The Senators have enough talent to call up from the minors thanks to incredible depth built through shrewd trades and smart drafting. The injuries have accelerated the team’s rebuild, and Murray says Mika Zibanejad, 19, the sixth overall pick in 2011, is a prime example. They know he’s going to be a good NHL player, and in a normal season, they would have brought him up for 10 low-pressure games but otherwise let him “be important in the minors.” Instead, he’s logging about 13 minutes a game—including top power-play minutes—by necessity in the NHL. The homegrown depth also means cohesiveness in the dressing room, even with all the turnover. “It’s the same players, it’s just a different league and a different speed,” says defenceman Eric Gryba, 24, who played with Binghamton’s Calder Cup–winning team in 2011. “Having inside jokes before you’re even up here is kind of nice.”

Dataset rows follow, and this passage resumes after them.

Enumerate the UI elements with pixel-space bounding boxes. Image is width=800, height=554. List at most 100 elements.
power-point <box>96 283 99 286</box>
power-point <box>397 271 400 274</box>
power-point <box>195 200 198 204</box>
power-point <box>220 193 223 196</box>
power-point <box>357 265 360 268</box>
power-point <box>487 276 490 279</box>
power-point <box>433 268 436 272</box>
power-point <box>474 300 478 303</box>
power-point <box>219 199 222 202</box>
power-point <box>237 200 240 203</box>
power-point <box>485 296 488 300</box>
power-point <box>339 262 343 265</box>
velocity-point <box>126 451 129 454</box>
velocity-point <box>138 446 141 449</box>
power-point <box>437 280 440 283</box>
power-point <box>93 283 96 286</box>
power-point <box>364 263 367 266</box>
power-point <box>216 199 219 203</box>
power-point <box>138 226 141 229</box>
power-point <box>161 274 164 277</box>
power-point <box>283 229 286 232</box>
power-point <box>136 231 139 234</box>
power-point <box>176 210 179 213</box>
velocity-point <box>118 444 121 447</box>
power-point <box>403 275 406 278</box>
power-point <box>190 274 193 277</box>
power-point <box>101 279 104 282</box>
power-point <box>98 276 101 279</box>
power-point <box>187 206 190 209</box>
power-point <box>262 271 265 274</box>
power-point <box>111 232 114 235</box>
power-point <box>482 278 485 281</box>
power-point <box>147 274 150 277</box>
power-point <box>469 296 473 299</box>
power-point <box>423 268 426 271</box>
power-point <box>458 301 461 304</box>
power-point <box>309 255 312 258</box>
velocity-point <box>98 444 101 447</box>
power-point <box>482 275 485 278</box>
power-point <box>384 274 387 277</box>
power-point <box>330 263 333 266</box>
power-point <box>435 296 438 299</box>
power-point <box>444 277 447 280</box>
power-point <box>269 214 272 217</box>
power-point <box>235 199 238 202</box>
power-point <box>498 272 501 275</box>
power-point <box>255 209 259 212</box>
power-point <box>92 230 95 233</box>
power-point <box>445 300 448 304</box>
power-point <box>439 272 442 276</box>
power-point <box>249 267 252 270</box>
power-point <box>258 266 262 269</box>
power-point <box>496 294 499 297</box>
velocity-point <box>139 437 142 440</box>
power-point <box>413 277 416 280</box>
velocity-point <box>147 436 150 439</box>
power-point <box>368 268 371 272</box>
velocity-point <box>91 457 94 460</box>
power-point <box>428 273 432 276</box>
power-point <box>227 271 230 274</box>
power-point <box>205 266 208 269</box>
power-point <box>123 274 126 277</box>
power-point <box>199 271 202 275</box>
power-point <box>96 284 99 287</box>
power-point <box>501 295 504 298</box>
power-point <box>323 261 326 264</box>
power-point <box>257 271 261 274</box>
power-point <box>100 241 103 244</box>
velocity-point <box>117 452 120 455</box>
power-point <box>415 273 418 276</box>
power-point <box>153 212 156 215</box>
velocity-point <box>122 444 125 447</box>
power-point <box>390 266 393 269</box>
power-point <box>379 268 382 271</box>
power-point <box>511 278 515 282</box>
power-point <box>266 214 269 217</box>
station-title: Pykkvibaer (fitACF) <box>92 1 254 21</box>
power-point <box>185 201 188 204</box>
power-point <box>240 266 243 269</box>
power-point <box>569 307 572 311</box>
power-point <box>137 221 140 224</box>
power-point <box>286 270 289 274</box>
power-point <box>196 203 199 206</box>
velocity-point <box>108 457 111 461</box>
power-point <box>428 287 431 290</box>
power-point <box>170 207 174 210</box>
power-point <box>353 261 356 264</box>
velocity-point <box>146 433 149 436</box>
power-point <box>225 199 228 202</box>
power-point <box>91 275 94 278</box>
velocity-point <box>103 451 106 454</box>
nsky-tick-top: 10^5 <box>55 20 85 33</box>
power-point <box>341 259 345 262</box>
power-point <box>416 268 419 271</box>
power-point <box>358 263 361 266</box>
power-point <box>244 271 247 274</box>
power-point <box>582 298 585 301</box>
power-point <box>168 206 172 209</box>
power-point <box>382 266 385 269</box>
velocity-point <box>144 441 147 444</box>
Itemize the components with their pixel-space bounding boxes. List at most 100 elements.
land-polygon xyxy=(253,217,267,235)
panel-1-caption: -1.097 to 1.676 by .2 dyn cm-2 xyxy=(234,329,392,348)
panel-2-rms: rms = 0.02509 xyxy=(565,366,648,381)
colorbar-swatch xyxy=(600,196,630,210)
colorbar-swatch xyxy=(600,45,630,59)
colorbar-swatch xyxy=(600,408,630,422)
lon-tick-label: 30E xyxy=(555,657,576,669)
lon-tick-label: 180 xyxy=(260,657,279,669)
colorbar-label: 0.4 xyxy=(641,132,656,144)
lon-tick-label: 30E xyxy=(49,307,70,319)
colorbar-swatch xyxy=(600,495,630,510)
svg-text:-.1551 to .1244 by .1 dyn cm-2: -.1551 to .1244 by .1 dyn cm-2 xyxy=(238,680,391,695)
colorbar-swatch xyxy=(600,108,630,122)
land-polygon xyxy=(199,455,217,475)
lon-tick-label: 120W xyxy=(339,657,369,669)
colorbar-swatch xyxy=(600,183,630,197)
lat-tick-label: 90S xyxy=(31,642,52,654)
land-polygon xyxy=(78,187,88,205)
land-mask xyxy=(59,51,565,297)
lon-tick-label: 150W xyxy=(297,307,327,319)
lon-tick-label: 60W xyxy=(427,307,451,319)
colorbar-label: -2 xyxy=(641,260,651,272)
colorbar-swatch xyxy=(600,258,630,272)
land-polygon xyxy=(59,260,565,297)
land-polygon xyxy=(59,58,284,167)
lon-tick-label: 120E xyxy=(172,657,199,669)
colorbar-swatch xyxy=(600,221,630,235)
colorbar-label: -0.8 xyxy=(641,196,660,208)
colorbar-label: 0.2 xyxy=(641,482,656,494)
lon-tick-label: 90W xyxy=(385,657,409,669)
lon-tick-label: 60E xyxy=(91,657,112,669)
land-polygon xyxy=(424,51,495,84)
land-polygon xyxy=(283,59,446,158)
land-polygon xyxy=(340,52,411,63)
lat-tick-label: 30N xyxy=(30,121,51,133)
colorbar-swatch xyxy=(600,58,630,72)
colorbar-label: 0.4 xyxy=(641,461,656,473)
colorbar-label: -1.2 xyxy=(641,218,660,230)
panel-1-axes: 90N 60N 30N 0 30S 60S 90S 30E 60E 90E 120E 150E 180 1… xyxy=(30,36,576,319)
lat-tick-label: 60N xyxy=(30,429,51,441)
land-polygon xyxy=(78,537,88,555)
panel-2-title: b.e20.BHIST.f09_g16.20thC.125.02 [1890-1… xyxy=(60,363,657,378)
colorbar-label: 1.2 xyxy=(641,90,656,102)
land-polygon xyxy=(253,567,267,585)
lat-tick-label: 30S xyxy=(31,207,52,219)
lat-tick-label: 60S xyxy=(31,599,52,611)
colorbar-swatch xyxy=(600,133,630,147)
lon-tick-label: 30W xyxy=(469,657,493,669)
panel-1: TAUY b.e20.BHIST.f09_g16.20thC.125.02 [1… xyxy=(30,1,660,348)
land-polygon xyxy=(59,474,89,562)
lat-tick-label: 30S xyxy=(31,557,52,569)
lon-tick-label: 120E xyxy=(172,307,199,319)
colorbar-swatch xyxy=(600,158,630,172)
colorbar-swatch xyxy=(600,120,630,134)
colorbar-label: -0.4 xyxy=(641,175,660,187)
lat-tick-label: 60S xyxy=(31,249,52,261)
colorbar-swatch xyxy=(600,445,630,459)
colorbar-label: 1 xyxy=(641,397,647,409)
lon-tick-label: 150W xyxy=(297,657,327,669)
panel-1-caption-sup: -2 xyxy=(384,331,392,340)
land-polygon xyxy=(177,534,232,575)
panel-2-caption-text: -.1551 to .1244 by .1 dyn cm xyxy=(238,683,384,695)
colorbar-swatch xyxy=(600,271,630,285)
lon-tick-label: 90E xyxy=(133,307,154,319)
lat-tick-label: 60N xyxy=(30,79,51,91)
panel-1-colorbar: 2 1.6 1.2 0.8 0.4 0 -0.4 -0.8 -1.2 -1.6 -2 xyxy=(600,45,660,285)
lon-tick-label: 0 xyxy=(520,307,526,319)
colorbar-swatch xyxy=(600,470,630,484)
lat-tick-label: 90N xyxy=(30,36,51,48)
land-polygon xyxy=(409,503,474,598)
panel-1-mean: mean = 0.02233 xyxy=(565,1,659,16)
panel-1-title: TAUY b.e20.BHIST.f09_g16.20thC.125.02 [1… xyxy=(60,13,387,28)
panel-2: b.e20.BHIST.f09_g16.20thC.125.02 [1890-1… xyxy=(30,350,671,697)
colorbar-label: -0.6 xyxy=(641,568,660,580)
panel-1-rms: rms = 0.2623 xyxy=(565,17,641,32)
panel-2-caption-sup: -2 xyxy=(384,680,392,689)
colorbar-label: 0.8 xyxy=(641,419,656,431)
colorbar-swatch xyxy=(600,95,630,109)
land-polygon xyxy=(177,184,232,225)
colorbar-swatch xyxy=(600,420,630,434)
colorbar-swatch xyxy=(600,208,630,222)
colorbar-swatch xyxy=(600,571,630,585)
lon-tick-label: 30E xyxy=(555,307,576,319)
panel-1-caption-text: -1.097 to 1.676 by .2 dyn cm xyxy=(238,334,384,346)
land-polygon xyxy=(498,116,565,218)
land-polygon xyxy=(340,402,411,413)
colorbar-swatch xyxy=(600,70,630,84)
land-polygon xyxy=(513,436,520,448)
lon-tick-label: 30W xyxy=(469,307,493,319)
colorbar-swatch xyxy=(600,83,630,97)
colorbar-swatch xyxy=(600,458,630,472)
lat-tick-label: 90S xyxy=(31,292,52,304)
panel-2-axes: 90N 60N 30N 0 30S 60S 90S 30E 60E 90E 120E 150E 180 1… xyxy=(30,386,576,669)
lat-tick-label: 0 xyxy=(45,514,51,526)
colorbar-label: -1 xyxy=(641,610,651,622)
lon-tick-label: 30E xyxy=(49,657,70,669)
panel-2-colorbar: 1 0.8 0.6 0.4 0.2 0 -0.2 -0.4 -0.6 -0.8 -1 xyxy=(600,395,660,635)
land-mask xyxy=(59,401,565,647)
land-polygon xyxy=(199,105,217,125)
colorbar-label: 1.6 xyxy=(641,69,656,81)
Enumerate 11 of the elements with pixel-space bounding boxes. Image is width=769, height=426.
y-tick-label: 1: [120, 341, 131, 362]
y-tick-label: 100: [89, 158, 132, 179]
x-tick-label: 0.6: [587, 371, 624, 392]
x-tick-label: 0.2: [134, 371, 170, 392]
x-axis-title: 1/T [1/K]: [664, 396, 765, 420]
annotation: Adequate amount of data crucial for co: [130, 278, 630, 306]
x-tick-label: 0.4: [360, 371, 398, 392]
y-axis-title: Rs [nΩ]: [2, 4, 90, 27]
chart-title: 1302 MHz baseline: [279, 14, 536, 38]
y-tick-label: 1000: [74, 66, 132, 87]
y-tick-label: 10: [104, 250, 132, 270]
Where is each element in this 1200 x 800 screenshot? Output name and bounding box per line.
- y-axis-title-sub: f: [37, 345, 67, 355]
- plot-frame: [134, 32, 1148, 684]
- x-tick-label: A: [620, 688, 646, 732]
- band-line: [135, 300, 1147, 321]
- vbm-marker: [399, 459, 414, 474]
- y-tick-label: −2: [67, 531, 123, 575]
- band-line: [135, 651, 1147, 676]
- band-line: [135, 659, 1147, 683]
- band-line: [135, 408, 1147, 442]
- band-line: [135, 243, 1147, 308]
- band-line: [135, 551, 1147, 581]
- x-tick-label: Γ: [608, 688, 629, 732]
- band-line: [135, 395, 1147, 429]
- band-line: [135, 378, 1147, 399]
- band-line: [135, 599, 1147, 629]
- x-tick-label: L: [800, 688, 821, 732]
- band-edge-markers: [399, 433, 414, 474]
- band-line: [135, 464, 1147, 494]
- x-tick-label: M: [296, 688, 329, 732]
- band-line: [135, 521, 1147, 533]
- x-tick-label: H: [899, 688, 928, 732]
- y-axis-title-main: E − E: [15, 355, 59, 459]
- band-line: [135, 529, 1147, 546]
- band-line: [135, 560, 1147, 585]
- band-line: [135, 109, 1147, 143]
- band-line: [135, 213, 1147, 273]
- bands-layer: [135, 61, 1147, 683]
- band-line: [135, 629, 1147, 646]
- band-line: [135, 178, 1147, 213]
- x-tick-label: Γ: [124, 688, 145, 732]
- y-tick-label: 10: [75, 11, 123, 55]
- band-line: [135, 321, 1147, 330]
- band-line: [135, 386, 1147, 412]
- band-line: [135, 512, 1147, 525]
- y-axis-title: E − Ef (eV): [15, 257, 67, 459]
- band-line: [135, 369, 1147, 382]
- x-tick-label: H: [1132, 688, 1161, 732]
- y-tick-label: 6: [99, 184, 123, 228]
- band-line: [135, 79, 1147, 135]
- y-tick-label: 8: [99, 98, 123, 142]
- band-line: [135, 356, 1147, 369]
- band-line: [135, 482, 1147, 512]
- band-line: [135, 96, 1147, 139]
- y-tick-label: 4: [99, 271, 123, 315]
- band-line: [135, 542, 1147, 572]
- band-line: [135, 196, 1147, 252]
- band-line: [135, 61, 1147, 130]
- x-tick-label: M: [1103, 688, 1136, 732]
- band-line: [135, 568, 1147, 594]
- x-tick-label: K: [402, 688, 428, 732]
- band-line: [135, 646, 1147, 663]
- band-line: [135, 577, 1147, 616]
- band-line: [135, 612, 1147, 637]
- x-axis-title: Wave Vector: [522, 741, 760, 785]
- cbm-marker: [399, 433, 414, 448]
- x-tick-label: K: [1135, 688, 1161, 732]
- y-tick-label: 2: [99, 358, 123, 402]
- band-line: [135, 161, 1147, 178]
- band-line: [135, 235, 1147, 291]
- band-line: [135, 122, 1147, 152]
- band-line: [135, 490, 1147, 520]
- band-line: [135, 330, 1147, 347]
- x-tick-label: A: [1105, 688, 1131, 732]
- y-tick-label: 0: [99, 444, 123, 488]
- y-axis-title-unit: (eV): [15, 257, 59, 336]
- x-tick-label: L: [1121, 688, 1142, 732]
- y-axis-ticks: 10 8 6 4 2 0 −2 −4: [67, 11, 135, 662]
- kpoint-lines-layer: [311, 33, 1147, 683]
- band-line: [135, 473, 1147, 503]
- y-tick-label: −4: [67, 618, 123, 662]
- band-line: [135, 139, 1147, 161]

MacLean is working with a lot of rough-edged talent, but he loves the energy and character he gets from players with so much to prove. “Some of them think they should have been here for a long time, and that we’re pretty dumb to have them in Binghamton,” he says. “Now that they have the opportunity, they’re making it very, very hard to not have them here.” Ottawa led the Eastern Conference with a 9-1-2 home record through the end of February, but March poses a huge challenge, with just one home contest in a nine-game stretch. MacLean has tried to keep the game plan consistent even with the injuries, but psychologically, it’s all about convincing his players not to try to be something they’re not. “That’s the biggest thing we’ve tried to emphasize with our group: Just be you,” he says. “You can’t be someone else, you can’t replace somebody else, you just have to come in and be yourself.” MacLean’s coaching persona is that of a cool, kindly sitcom dad—the focus is on teaching and encouragement, and he allows people their mistakes, happy as long as they’re improving. “Mac’s unbelievable,” says Kyle Turris, 23, who’s become the No. 1 centre in Spezza’s absence. “Every day you show up and he’s making it fun. He makes you want to be at the rink, and you want to win for him.”
In fact, in spite of the run of terrible luck and the tempered expectations for the season as a result—or, in a roundabout way, because of them—they’re having a pretty good time in Ottawa. The string of wins helps, of course, but a dressing room full of eager understudies makes for an electric atmosphere. It doesn’t seem to matter who’s wearing the uniform—the peskiness won’t let up. “We don’t make it look like a nice oil painting,” Alfredsson says, laughing. “But at the end of the day, it’s still a painting, and somebody wants to buy it.” Whether they finally get healthier or someone continues jabbing pins into an Ottawa Senators voodoo doll, the run of injuries has provided a glimpse of what the club has to work with down the road. The hockey might be ugly right now, but the future looks pretty good.